Argentina suspended a trade complaint against the European Union over Spanish biofuel curbs after Spain dropped its plan.
The Spanish government issued a law in April last year requiring that only EU fuel could meet quotas for biofuels used in transport. That prompted a World Trade Organization challenge by Argentina, the world’s largest exporter of soybean biodiesel, which said the plan was discriminatory and a violation of WTO rules. Spain said on Oct. 16 that it would abandon the order incorporating the EU’s renewable energy law into national legislation.
“We decided not to proceed with the case,” Enrique Ferrer, a diplomat in Argentina’s mission in Geneva, said in a telephone interview today. “Spain’s government issued a new decree, so for the time being we are able to export biodiesel to Spain. We are still following it very closely to see if our exports don’t have any problems in the market and then we won’t proceed with the case.”
The EU said its order was designed to protect the environment by increasing the use of renewable energy and to contribute to the security of the energy supply.
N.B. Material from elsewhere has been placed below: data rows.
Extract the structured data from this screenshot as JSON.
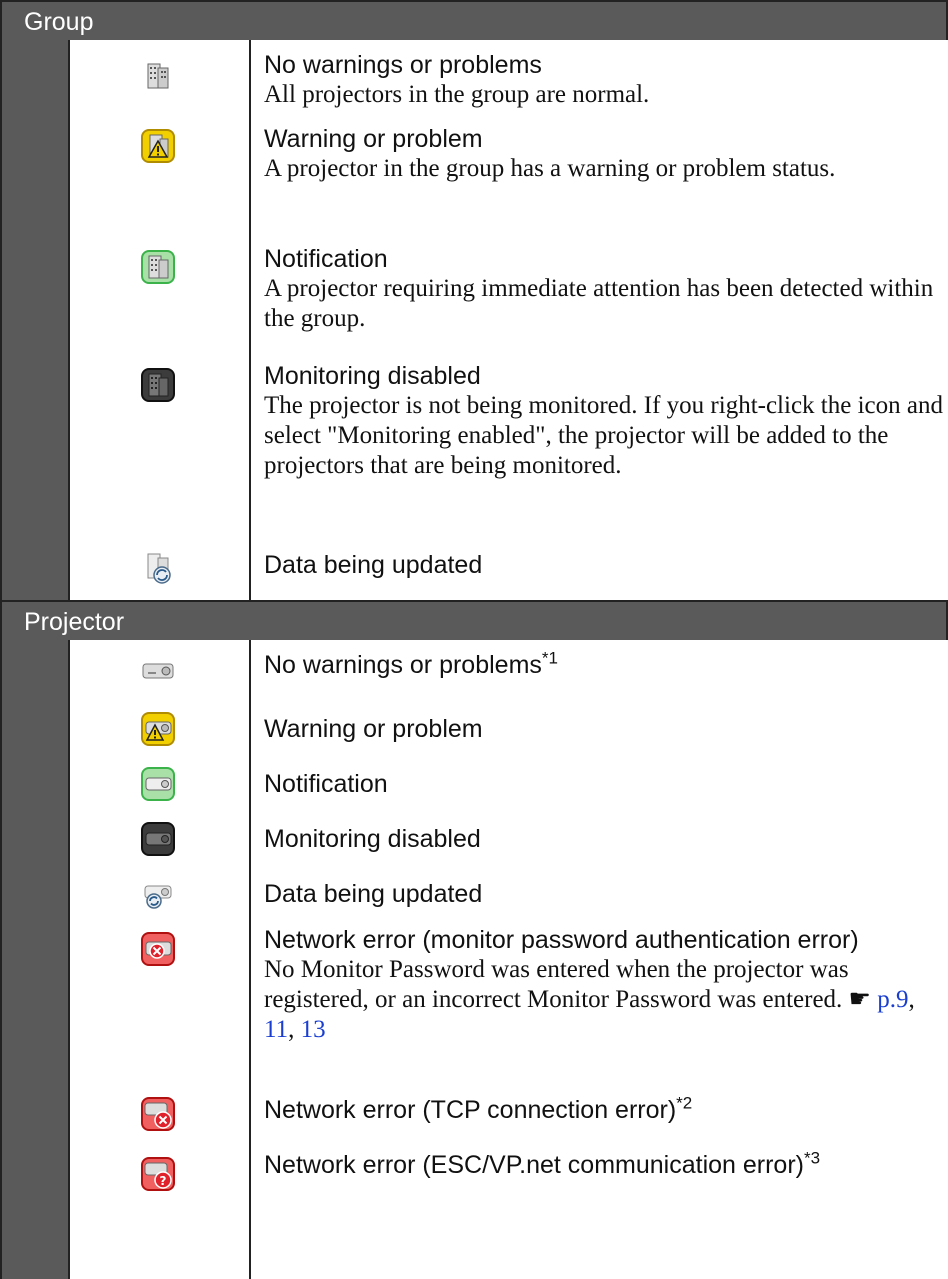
{
  "group": {
    "title": "Group",
    "rows": [
      {
        "icon": "group-normal-icon",
        "label": "No warnings or problems",
        "desc": "All projectors in the group are normal."
      },
      {
        "icon": "group-warning-icon",
        "label": "Warning or problem",
        "desc": "A projector in the group has a warning or problem status."
      },
      {
        "icon": "group-notification-icon",
        "label": "Notification",
        "desc": "A projector requiring immediate attention has been detected within the group."
      },
      {
        "icon": "group-disabled-icon",
        "label": "Monitoring disabled",
        "desc": "The projector is not being monitored. If you right-click the icon and select \"Monitoring enabled\", the projector will be added to the projectors that are being monitored."
      },
      {
        "icon": "group-updating-icon",
        "label": "Data being updated",
        "desc": ""
      }
    ]
  },
  "projector": {
    "title": "Projector",
    "rows": [
      {
        "icon": "projector-normal-icon",
        "label": "No warnings or problems",
        "sup": "*1"
      },
      {
        "icon": "projector-warning-icon",
        "label": "Warning or problem"
      },
      {
        "icon": "projector-notification-icon",
        "label": "Notification"
      },
      {
        "icon": "projector-disabled-icon",
        "label": "Monitoring disabled"
      },
      {
        "icon": "projector-updating-icon",
        "label": "Data being updated"
      },
      {
        "icon": "projector-auth-error-icon",
        "label": "Network error (monitor password authentication error)",
        "desc": "No Monitor Password was entered when the projector was registered, or an incorrect Monitor Password was entered.",
        "ref_symbol": "☛",
        "refs": [
          "p.9",
          ", ",
          "11",
          ", ",
          "13"
        ]
      },
      {
        "icon": "projector-tcp-error-icon",
        "label": "Network error (TCP connection error)",
        "sup": "*2"
      },
      {
        "icon": "projector-escvp-error-icon",
        "label": "Network error (ESC/VP.net communication error)",
        "sup": "*3"
      }
    ]
  },
  "colors": {
    "header_bg": "#5a5a5a",
    "warning": "#f2d000",
    "notification": "#3bb34a",
    "disabled": "#3c3c3c",
    "error": "#e0202a",
    "link": "#1a3fd0"
  }
}
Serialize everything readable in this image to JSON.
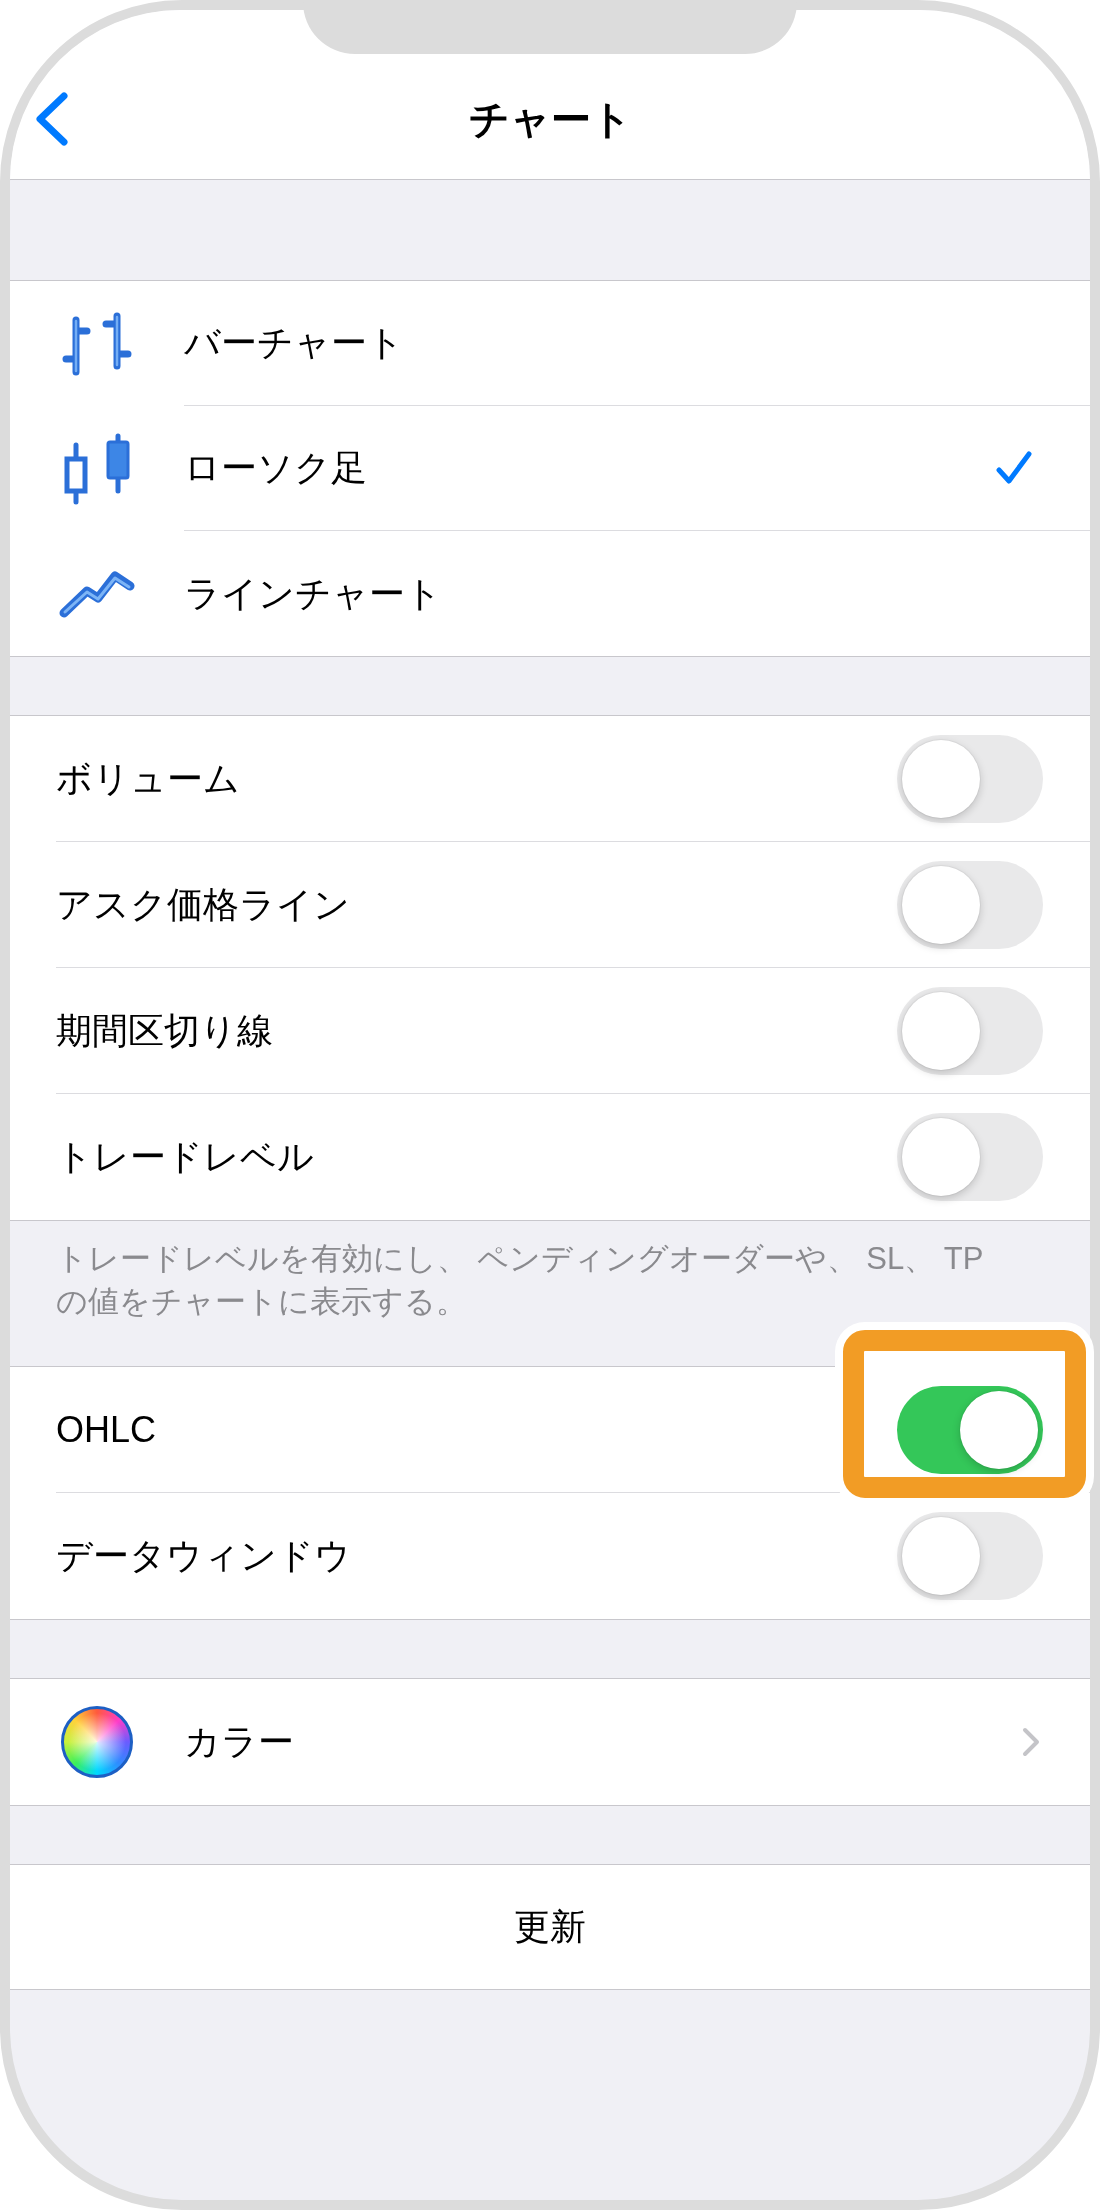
{
  "nav": {
    "title": "チャート"
  },
  "chart_types": [
    {
      "kind": "bar",
      "label": "バーチャート",
      "selected": false
    },
    {
      "kind": "candlestick",
      "label": "ローソク足",
      "selected": true
    },
    {
      "kind": "line",
      "label": "ラインチャート",
      "selected": false
    }
  ],
  "display_options": {
    "items": [
      {
        "label": "ボリューム",
        "on": false
      },
      {
        "label": "アスク価格ライン",
        "on": false
      },
      {
        "label": "期間区切り線",
        "on": false
      },
      {
        "label": "トレードレベル",
        "on": false
      }
    ],
    "footer": "トレードレベルを有効にし、 ペンディングオーダーや、 SL、 TPの値をチャートに表示する。"
  },
  "data_options": {
    "items": [
      {
        "label": "OHLC",
        "on": true,
        "highlighted": true
      },
      {
        "label": "データウィンドウ",
        "on": false,
        "highlighted": false
      }
    ]
  },
  "color_settings": {
    "label": "カラー"
  },
  "update_button": {
    "label": "更新"
  }
}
Argentina’s Foreign Ministry said the real intention was retaliation after President Cristina Fernandez de Kirchner’s government seized a 51 percent YPF SA stake from Spain’s Repsol SA in April.
Spanish Industry Minister Jose Manuel Soria said on April 16, the same day YPF was nationalized, that his government would take “decisive” action against Argentina within days. The seizure of YPF could not be challenged under WTO rules.
Marking a retreat from Soria’s threat to retaliate with “clear and decisive” measures on trade, industry and energy, Deputy Prime Minister Soraya Saenz de Santamaria said on April 20 that Spain would undermine demand for Argentine biodiesel by offering incentives to use Spanish and EU biodiesel.
Fernandez and Spanish Prime Minister Mariano Rajoy are both due to attend a summit of the EU and the Community of Latin American and Caribbean States starting in Santiago tomorrow.
Relations between Argentina and its major trading partners have soured under Fernandez’s presidency and led to the Latin American country’s growing political and economic isolation. Along with the EU, the U.S. and Japan have complained separately at the WTO about Argentina’s import policies, saying they hinder foreign goods and discriminate between imported and domestic products.
“The measure in question foresees a procedure for allocation of biodiesels quantities among producers, and only biodiesels from producers with an assigned quantity would count towards meeting compulsory targets on the use of biofuels,” John Clancy, a European Commission spokesman, said in an e- mailed reply to questions. “Additionally, in December, Spain amended certain aspects of the ministerial order subject of the complaint.”
The 27-nation EU is Argentina’s second-biggest trading partner after Brazil. Argentina’s $448 billion economy is South America’s largest, after Brazil.